Co-stars Abbey Lee, 27, and Riley Keough, 25, said they also felt the pinch.
“We had been there for three months, we hadn’t left the desert, everyone was going mad,” Lee told NY Daily News.
“They gave us a week off because we desperately needed it.
“Me and Riley went to London because it’s a direct 10-hour flight and there’s no time difference.
”We just lapped up the hotel life, we drank good coffee, ate good sushi and drank at pubs to do the normal stuff that we had been missing for so long.”
Keough, who is the eldest grandchild of Elvis and Priscilla Presley, added that she crammed 200 chocolate bars in her suitcase before heading back for another three month stint in Namibia
But all their hard work looks to be worth it with early indications the film is a beauty and definitely one to throw a positive spotlight on Aussie cinema. Read the latest Mad Max: Fury Road review here.
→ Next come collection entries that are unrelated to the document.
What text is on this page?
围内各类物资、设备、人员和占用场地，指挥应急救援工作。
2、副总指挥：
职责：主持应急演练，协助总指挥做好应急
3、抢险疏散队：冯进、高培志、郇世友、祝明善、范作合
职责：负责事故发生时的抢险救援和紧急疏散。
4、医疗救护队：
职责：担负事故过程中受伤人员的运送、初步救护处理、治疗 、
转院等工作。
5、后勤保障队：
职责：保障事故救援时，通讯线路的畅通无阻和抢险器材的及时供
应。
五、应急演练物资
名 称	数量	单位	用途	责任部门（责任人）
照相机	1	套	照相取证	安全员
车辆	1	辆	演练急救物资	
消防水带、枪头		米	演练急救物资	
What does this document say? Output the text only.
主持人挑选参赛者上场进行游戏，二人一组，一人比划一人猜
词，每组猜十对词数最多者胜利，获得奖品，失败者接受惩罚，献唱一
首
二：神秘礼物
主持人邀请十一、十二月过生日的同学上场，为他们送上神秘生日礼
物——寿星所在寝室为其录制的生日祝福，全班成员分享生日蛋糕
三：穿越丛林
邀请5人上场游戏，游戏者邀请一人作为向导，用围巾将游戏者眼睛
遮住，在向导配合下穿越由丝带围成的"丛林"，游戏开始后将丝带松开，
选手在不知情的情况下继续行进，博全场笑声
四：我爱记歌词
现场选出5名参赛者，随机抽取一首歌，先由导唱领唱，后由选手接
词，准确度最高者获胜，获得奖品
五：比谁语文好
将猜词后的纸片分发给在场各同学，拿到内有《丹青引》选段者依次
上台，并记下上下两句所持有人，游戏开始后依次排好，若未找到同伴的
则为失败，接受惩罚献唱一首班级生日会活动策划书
The film, directed, produced, and co-written by George Miller, is the fourth in the franchise and comes 30 years after the first which starred Mel Gibson.
When Miller made the decision to recreate his dystopian world, he opted to do it in the most authentic way possible.
“It’s not a fantasy film. It doesn’t have dragons and spaceships. It’s a film very rooted to Earth,” he told Wired.
“We couldn’t make it artificial, we decided to go old-school.”
This old-school approach meant ditching the green screen and capturing the footage in-camera while battling in the elements of the Namib Desert.
“It’s real people, real vehicles and real desert,” he told CBC News.
“I don’t think there was another way we could do it.
“It would have been nice to do it all green screen, but I don’t think it would have been believable.”
Mad Max: Fury Road is out in cinemas tomorrow.